El partido en el poder, de acuerdo con las reglas que ha establecido el propio presidente de definir al próximo candidato presidencial por encuesta, ha provocado intensas campañas simuladas por los principales aspirantes: activismo en redes sociales, giras por el país y declaraciones estridentes ponen a Claudia Sheinbaum, Marcelo Ebrard, Adán Augusto y Ricardo Monreal a estar presentes en las principales noticias.

Una mención especial merece el caso de Ricardo Monreal que desde el inicio ha reclamado piso parejo para la competencia y nada a contracorriente para no quedarse fuera. Hoy es señalado por morenistas como factor de división y es prácticamente rechazado.

LOS BAMBOLEOS DEL PRI

El tricolor se ha venido bamboleando, pero recientemente algunos de sus aspirantes levantan la mano para entrar de lleno a la competencia e ir definiendo al candidato y la estrategia para el 2024.

La polémica atrapó por meses al líder del partido, Alejandro Moreno: por sus audios filtrados, las votaciones legislativas con Morena y su persistencia a mantenerse en la dirigencia, pero hace unos días creo todo un escenario para que priístas como: Beatriz Paredes, Claudia Ruiz Massieu, Enrique de la Madrid e Ildefonso Guajardo expresen públicamente su interés por ser candidatos.

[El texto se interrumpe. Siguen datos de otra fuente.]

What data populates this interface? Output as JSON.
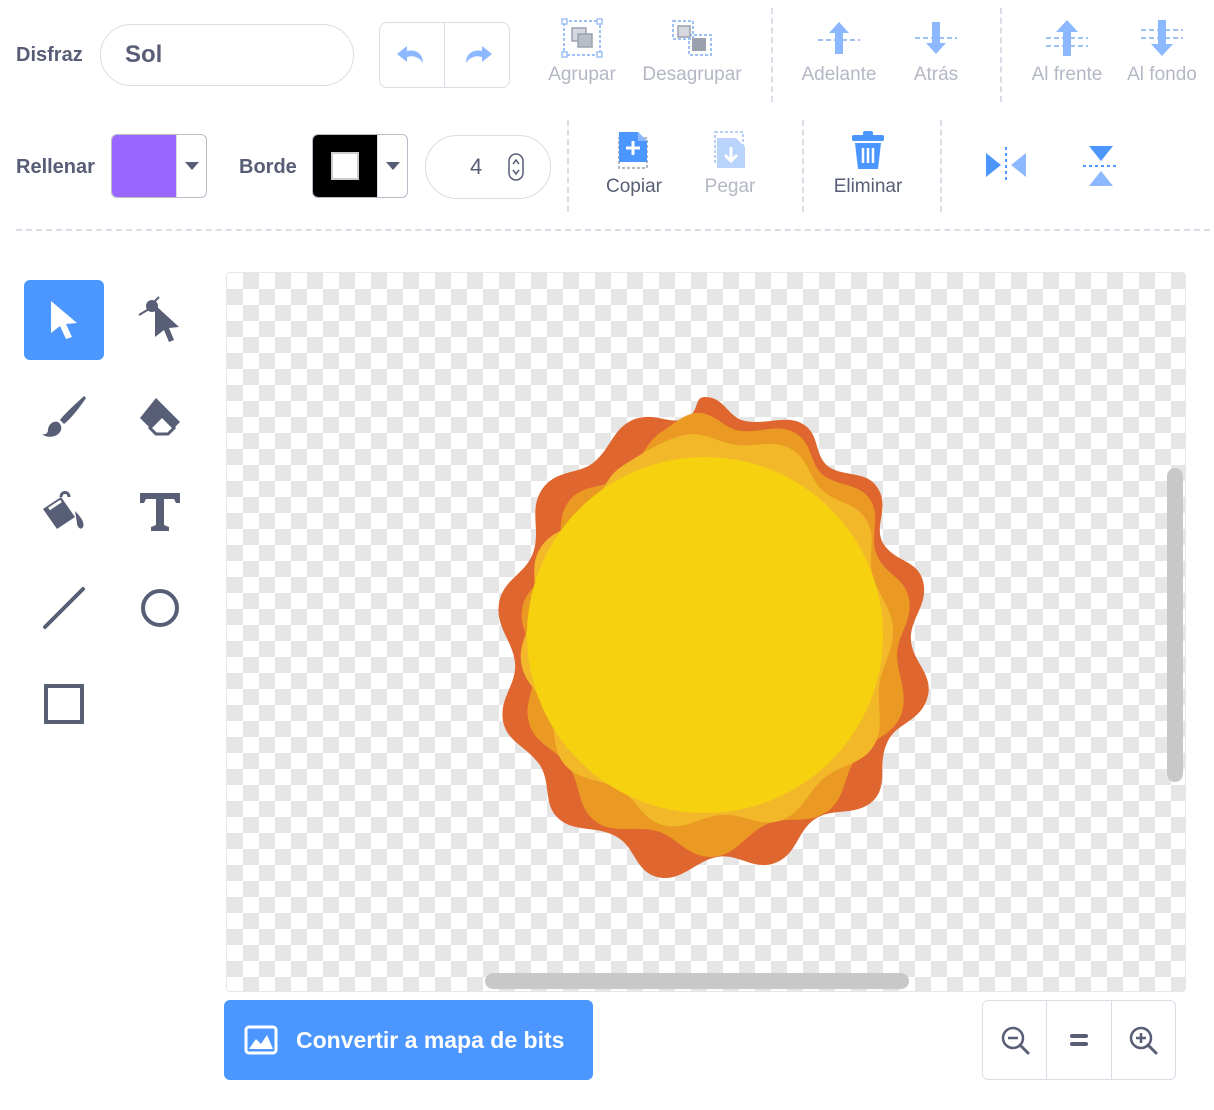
{
  "costume": {
    "label": "Disfraz",
    "name": "Sol"
  },
  "toolbar": {
    "group": "Agrupar",
    "ungroup": "Desagrupar",
    "forward": "Adelante",
    "backward": "Atrás",
    "front": "Al frente",
    "back": "Al fondo",
    "copy": "Copiar",
    "paste": "Pegar",
    "delete": "Eliminar"
  },
  "fill": {
    "label": "Rellenar",
    "color": "#9966ff"
  },
  "outline": {
    "label": "Borde",
    "color": "#000000",
    "width": "4"
  },
  "bitmap_button": "Convertir a mapa de bits",
  "colors": {
    "accent": "#4c97ff",
    "icon": "#575e75",
    "sun_outer": "#e0662f",
    "sun_mid": "#ea9a22",
    "sun_inner": "#f2b82a",
    "sun_core": "#f6d10f"
  },
  "tools": [
    "select-icon",
    "reshape-icon",
    "brush-icon",
    "eraser-icon",
    "fill-icon",
    "text-icon",
    "line-icon",
    "circle-icon",
    "rectangle-icon"
  ]
}
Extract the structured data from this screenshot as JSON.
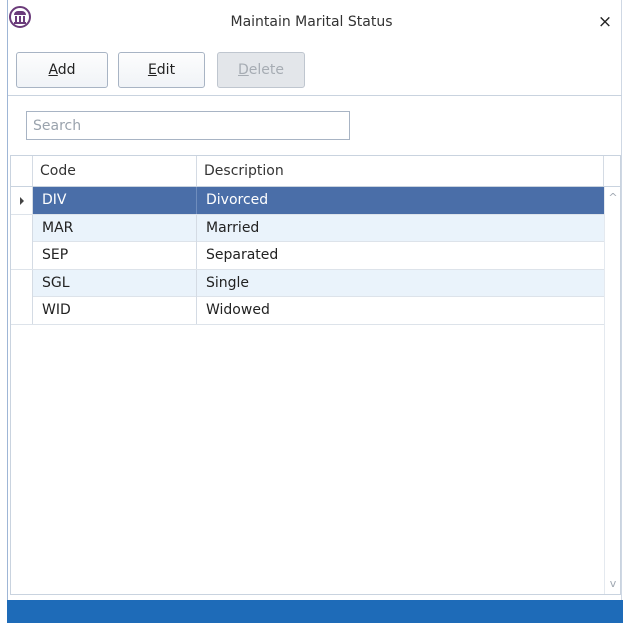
{
  "window": {
    "title": "Maintain Marital Status",
    "close_glyph": "×",
    "icon": "building-columns-icon"
  },
  "toolbar": {
    "add": {
      "mnemonic": "A",
      "rest": "dd"
    },
    "edit": {
      "mnemonic": "E",
      "rest": "dit"
    },
    "delete": {
      "mnemonic": "D",
      "rest": "elete",
      "disabled": true
    }
  },
  "search": {
    "placeholder": "Search",
    "value": ""
  },
  "grid": {
    "columns": [
      "Code",
      "Description"
    ],
    "rows": [
      {
        "code": "DIV",
        "description": "Divorced",
        "selected": true
      },
      {
        "code": "MAR",
        "description": "Married"
      },
      {
        "code": "SEP",
        "description": "Separated"
      },
      {
        "code": "SGL",
        "description": "Single"
      },
      {
        "code": "WID",
        "description": "Widowed"
      }
    ],
    "scroll_up_glyph": "^",
    "scroll_down_glyph": "v"
  },
  "colors": {
    "selected_row": "#4a6ea8",
    "alt_row": "#eaf3fb",
    "status_bar": "#1e6bb8",
    "icon_accent": "#6b3b7a"
  }
}
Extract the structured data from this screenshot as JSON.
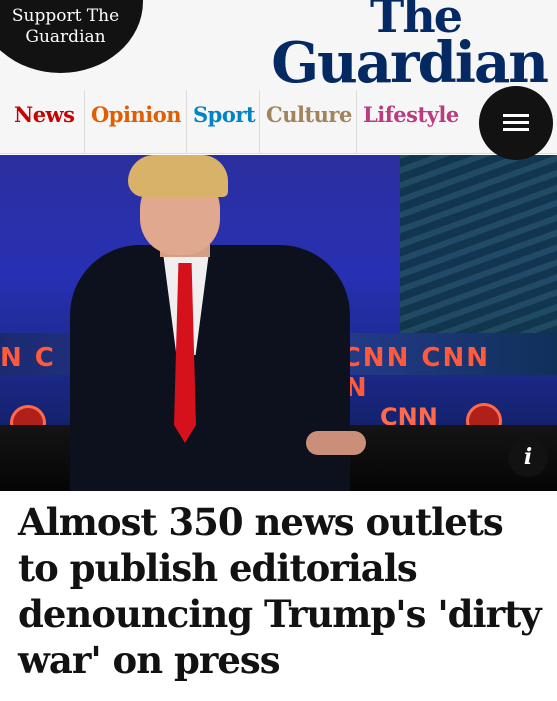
{
  "header": {
    "support_line1": "Support The",
    "support_line2": "Guardian",
    "logo_line1": "The",
    "logo_line2": "Guardian"
  },
  "nav": {
    "items": [
      {
        "label": "News",
        "color": "#c70000"
      },
      {
        "label": "Opinion",
        "color": "#e05e00"
      },
      {
        "label": "Sport",
        "color": "#0084c6"
      },
      {
        "label": "Culture",
        "color": "#a1845c"
      },
      {
        "label": "Lifestyle",
        "color": "#bb3b80"
      }
    ],
    "menu_icon": "hamburger-menu-icon"
  },
  "hero": {
    "backdrop_text_row1": "N C            W CNN CNN CNN",
    "backdrop_text_row2": "CNN",
    "info_label": "i"
  },
  "article": {
    "headline": "Almost 350 news outlets to publish editorials denouncing Trump's 'dirty war' on press"
  },
  "colors": {
    "brand": "#052962",
    "header_bg": "#f6f6f6",
    "dark": "#121212"
  }
}
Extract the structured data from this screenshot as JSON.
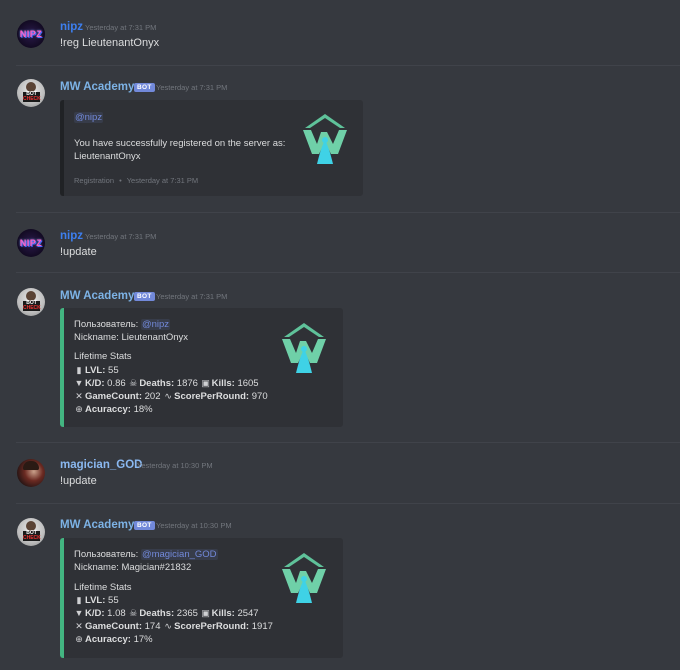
{
  "messages": [
    {
      "author": "nipz",
      "timestamp": "Yesterday at 7:31 PM",
      "text": "!reg LieutenantOnyx"
    },
    {
      "author": "MW Academy",
      "bot_tag": "BOT",
      "timestamp": "Yesterday at 7:31 PM",
      "embed": {
        "mention": "@nipz",
        "line1": "You have successfully registered on the server as:",
        "line2": "LieutenantOnyx",
        "footer": "Registration",
        "footer_sep": "•",
        "footer_time": "Yesterday at 7:31 PM"
      }
    },
    {
      "author": "nipz",
      "timestamp": "Yesterday at 7:31 PM",
      "text": "!update"
    },
    {
      "author": "MW Academy",
      "bot_tag": "BOT",
      "timestamp": "Yesterday at 7:31 PM",
      "embed": {
        "user_label": "Пользователь:",
        "user_mention": "@nipz",
        "nickname": "Nickname: LieutenantOnyx",
        "section": "Lifetime Stats",
        "lvl_label": "LVL:",
        "lvl": "55",
        "kd_label": "K/D:",
        "kd": "0.86",
        "deaths_label": "Deaths:",
        "deaths": "1876",
        "kills_label": "Kills:",
        "kills": "1605",
        "gamecount_label": "GameCount:",
        "gamecount": "202",
        "spr_label": "ScorePerRound:",
        "spr": "970",
        "accuracy_label": "Acuraccy:",
        "accuracy": "18%"
      }
    },
    {
      "author": "magician_GOD",
      "timestamp": "Yesterday at 10:30 PM",
      "text": "!update"
    },
    {
      "author": "MW Academy",
      "bot_tag": "BOT",
      "timestamp": "Yesterday at 10:30 PM",
      "embed": {
        "user_label": "Пользователь:",
        "user_mention": "@magician_GOD",
        "nickname": "Nickname: Magician#21832",
        "section": "Lifetime Stats",
        "lvl_label": "LVL:",
        "lvl": "55",
        "kd_label": "K/D:",
        "kd": "1.08",
        "deaths_label": "Deaths:",
        "deaths": "2365",
        "kills_label": "Kills:",
        "kills": "2547",
        "gamecount_label": "GameCount:",
        "gamecount": "174",
        "spr_label": "ScorePerRound:",
        "spr": "1917",
        "accuracy_label": "Acuraccy:",
        "accuracy": "17%"
      }
    }
  ],
  "avatars": {
    "nipz": "NIPZ",
    "bot": "BOT",
    "bot_sub": "CHECK"
  },
  "icons": {
    "lvl": "level-icon",
    "kd": "gun-icon",
    "deaths": "skull-icon",
    "kills": "kills-icon",
    "gamecount": "crossed-swords-icon",
    "spr": "trend-icon",
    "accuracy": "crosshair-icon"
  },
  "colors": {
    "background": "#36393f",
    "embed_bg": "#2f3136",
    "embed_accent": "#43b581",
    "mention": "#7289da",
    "bot_tag": "#7289da",
    "logo_green": "#5fc29a",
    "logo_cyan": "#3fd2e6"
  }
}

No son cualquier perfil y toman mano para proponer la mejor forma de competir.

A LA ESPERA DEL PAN

Acción Nacional parece como más aletargado en la competencia; sin embargo, desde hace tiempo Ricardo Anaya se mantiene combativo haciendo señalamientos al presidente. Se incorporan nuevos liderazgos como Lilly Téllez que provocan mucho ruido en las redes sociales. También el exgobernador de Guanajuato, Juan Carlos Romero Hicks ya expresó su interés por la candidatura.

Las opciones han ido apareciendo, pero la dirigencia se mantiene dubitativa ante la alianza con el PRI y los movimientos a su interior.

MOVIMIENTO CIUDADANO, EN SU CAMINO

El partido liderado por Dante Delgado ha decidido caminar solo en este sexenio y no hay visos de que pueda cambiar. A pesar de ello, los partidos de oposición lo consideran necesario en su alianza para no disgregar fuerzas. Se mueven, pero con su propia agenda y con sus propios liderazgos.

LOS SATÉLITES

Los partidos pequeños que antaño eran llamados “satélites” por girar alrededor del partido mayoritario no muestran cambios de órbita. Sus apuestas están definidas y su actividad está relacionada en tener una aceptable posición al momento de negociar con los partidos mayores.

IMPLICACIONES

La desaforada competencia electoral que vive el país nos pone en un contexto político de polarización, de constantes ataques, de fuego amigo, publicidad simulada, campañas negras, desvío de recursos, historias de complots, etc.

Para los militantes de partidos y ciudadanos empapados de la política es normal y hasta es combustible que aviva su interés; sin embargo, para el ciudadano ataviado en sus responsabilidades resulta engorroso y desgastante en un lapso de 2 años, de aquí hasta el 2024.

No es la mejor fórmula que los tiempos electorales se amplíen en detrimento de los tiempos de gobernar y dar resultados porque simplemente se dedicarán más a pelear que a trabajar.